More exotic alternatives. According to Gayler, “Other game meats make excellent burgers. Pheasant and ostrich are well flavored and nutritious. Because they are so lean, add a little fat to the mixture in the form of pork.”
Buns can add anywhere from 110 to 180 calories. A regular 1.5-ounce white hamburger bun has about 110 calories, but Kaiser rolls are normally higher at 180 calories. For more fiber, try to get 100 percent whole-grain buns — but just because the package says wheat doesn’t mean it’s 100 percent whole grain. Make sure “whole grains” are the first ingredient. Your best bet is a whole-wheat English muffin (120 calories) or a light multigrain English muffin (only 100 calories). Also, try no-sugar-added, low-calorie, 100 percent whole-wheat toast.

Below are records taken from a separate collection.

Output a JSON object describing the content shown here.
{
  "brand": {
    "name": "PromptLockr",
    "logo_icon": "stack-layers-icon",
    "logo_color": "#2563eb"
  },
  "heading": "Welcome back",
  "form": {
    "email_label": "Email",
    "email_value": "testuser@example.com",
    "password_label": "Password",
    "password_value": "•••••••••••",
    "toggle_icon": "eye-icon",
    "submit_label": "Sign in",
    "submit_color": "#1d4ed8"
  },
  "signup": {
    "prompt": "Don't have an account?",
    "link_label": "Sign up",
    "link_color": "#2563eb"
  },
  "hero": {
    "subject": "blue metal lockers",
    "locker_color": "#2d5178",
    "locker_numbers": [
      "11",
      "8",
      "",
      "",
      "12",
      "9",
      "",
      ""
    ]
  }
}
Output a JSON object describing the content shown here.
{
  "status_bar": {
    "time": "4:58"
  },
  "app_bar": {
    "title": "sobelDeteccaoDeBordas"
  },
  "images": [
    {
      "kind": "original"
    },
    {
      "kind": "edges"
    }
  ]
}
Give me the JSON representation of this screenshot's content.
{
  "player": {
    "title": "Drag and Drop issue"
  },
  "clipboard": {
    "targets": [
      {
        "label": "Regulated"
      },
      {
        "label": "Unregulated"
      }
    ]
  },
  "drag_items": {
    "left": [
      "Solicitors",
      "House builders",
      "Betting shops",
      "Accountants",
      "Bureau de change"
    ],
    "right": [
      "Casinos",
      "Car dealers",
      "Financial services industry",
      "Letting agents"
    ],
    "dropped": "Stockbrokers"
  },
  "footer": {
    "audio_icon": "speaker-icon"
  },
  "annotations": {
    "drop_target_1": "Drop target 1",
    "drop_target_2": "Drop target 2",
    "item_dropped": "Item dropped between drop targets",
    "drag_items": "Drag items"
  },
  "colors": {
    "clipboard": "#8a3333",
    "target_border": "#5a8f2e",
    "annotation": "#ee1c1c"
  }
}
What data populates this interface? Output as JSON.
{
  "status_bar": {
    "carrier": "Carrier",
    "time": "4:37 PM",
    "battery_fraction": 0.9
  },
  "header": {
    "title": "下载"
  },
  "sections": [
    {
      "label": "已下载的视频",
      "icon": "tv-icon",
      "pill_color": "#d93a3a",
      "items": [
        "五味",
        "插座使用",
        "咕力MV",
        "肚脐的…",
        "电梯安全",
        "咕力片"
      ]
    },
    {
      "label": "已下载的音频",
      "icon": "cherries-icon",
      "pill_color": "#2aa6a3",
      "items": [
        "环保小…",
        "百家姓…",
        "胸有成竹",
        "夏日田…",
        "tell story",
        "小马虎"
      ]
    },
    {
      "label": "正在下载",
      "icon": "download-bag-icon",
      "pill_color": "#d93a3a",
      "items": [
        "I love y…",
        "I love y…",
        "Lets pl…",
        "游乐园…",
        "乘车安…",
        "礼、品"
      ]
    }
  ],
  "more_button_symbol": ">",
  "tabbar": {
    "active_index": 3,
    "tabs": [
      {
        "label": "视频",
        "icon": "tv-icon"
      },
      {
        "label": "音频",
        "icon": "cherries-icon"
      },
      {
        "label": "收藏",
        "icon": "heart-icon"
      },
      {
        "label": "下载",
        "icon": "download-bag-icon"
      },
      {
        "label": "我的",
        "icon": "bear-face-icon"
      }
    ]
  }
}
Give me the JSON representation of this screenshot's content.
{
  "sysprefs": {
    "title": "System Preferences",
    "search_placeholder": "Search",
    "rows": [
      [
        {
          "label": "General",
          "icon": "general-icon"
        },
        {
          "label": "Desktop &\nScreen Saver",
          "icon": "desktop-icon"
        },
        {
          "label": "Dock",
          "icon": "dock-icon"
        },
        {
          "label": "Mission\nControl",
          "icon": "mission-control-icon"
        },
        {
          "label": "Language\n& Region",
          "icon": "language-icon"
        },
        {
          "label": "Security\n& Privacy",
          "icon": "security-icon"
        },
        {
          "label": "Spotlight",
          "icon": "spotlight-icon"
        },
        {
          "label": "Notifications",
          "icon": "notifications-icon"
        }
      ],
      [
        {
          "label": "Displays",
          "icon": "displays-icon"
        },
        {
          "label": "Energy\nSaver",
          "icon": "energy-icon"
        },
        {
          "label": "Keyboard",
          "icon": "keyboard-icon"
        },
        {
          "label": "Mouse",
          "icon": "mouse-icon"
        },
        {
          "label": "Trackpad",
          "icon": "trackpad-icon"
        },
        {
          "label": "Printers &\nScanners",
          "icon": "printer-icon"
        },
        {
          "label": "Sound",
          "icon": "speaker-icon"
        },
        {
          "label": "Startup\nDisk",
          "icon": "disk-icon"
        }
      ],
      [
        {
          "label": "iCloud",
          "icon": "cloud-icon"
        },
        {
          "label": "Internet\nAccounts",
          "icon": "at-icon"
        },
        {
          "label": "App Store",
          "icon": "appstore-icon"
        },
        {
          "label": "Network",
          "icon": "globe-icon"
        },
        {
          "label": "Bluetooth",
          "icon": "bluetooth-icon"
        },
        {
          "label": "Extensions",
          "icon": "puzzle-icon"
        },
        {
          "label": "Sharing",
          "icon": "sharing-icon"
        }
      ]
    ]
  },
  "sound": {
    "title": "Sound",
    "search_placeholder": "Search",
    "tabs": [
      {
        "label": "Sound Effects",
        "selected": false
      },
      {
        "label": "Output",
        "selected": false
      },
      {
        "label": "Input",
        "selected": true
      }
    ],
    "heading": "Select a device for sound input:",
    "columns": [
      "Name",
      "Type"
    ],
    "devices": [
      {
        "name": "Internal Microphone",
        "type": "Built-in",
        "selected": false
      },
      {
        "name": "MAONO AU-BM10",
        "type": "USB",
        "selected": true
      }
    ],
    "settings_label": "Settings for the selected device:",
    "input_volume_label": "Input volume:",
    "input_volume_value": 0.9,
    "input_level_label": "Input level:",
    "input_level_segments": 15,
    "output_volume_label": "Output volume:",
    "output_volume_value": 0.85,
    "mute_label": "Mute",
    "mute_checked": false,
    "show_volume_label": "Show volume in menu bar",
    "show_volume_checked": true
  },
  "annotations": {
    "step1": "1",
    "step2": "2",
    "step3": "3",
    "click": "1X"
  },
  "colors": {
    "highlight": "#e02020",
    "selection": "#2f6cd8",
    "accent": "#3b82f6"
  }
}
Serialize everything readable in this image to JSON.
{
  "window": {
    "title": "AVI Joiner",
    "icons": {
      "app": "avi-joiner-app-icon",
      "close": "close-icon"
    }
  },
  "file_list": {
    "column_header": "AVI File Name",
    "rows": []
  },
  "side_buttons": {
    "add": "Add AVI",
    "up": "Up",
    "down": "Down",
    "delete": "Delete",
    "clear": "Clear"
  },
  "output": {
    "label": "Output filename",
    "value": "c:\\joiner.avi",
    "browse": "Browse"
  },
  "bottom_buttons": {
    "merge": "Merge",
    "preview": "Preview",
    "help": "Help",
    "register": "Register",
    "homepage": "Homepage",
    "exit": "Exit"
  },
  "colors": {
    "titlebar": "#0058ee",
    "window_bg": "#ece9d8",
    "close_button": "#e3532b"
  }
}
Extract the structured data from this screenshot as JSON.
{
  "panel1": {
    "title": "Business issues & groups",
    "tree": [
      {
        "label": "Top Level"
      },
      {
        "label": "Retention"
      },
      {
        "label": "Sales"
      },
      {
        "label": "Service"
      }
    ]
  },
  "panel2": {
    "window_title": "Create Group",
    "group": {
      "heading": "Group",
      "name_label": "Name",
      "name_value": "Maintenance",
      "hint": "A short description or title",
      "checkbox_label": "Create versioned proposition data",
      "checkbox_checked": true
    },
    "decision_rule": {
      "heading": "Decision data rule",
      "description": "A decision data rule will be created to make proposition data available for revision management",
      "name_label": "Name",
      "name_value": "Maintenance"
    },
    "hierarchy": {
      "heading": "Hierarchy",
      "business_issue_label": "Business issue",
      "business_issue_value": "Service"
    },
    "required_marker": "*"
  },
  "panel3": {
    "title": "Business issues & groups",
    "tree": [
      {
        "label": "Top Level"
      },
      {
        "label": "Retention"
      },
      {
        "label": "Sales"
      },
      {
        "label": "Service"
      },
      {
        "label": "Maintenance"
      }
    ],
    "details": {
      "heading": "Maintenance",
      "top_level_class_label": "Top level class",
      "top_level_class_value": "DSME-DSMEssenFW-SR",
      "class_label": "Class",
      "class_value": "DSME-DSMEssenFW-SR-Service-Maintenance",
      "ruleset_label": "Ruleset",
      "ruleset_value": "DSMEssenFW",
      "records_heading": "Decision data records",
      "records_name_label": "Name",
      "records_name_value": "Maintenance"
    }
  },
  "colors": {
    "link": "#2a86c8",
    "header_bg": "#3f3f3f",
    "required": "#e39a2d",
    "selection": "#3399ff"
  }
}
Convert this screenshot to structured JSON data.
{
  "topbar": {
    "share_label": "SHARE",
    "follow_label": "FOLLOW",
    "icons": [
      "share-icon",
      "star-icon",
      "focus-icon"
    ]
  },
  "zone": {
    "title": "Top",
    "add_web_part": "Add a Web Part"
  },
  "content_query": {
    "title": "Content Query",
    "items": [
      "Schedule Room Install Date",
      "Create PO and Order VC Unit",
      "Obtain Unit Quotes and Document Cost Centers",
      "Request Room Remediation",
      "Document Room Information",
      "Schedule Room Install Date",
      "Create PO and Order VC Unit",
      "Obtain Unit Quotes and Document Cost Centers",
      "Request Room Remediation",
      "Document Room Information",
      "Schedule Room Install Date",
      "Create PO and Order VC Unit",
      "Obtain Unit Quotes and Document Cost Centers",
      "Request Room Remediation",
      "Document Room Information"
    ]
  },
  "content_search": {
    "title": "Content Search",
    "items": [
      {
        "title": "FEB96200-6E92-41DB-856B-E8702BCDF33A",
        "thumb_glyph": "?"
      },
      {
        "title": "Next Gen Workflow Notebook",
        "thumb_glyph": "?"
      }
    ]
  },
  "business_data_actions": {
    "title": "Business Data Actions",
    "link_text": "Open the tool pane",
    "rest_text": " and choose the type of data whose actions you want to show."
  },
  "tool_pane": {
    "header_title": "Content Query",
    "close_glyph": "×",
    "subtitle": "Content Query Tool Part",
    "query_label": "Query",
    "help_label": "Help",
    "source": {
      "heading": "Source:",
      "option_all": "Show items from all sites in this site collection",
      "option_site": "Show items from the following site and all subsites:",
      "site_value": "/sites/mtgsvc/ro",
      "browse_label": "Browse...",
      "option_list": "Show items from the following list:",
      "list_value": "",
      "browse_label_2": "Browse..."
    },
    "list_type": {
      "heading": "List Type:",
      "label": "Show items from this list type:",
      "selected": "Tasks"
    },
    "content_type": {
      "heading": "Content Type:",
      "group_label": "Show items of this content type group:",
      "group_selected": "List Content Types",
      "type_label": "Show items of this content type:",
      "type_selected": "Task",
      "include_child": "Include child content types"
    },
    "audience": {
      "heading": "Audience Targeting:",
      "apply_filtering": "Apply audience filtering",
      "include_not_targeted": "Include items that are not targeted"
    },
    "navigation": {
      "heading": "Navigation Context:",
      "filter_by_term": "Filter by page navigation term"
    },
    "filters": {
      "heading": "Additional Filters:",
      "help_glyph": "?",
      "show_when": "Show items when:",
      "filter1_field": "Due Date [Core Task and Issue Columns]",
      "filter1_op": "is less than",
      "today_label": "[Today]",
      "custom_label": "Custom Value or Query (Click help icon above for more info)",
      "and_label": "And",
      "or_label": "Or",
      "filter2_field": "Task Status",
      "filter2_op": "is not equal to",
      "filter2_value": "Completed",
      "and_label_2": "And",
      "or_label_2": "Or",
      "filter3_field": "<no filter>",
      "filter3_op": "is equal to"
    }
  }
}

Watch out for the obvious: fries, potato chips (150 calories per handful), coleslaw (more than 250 calories per cup), pasta salad (depending on ingredients, you’re looking at 400 to 500 calories per cup), etc. All these “sides” are typically very high in calories and can turn your barbecue into a diet disaster. Instead of chips or fries, make your own grilled potatoes.
Toppings and Condiments
Instead of cheese (70 to 120 calories a deli slice — plus cheese is high in saturated fat), add lettuce, tomatoes, onions, pickles or even celery to your burgers. Or try “lite” or reduced-fat cheese (e.g., Cracker Barrel 1/3 Less Fat, Jarlsberg Lite, Cabot Light, Kraft Fat-Free Singles or Borden Low-Fat). Fat-free single-serving slices have about 30 calories each. Also look for cheeses that are not reduced fat, but are thinly sliced (they’re typically less than an ounce with only about 40 to 60 calories).
For great flavor and virtually no extra calories, top your burger with tomatoes marinated in red wine vinegar, fresh basil, a drop of olive oil, salt and cracked black pepper. And add some pickled red onions or pickled peppers, says Greely.
Avoid mayo (100 calories per tablespoon) and stick to ketchup, mustard or even steak sauce. At 30 calories per tablespoon, barbecue sauce has double the calories in ketchup or steak sauce (15 calories), which can add up fast if you’re not paying attention — if you dump 1/2 cup of barbecue sauce on your burger and fries, well, you’ve just eaten 240 extra calories.
Mad Cow and E. Coli
Most food-safety experts agree that mad cow disease poses a minuscule risk to U.S. consumers. However, food poisoning is another story. You can get food poisoning if you don’t handle your meats carefully. Here are a few tips:
Prevent cross-contamination — that is, don’t let raw meat, fish or poultry touch foods that won’t be cooked, such as lettuce. Never use the same knife or cutting board without washing it first.
Cook foods to the proper internal temperature (160 degrees Fahrenheit for ground meats and pork; 170 for poultry breasts; 165 for leftovers, casseroles and ground poultry).
Wash your hands with soap and warm water for 20 seconds.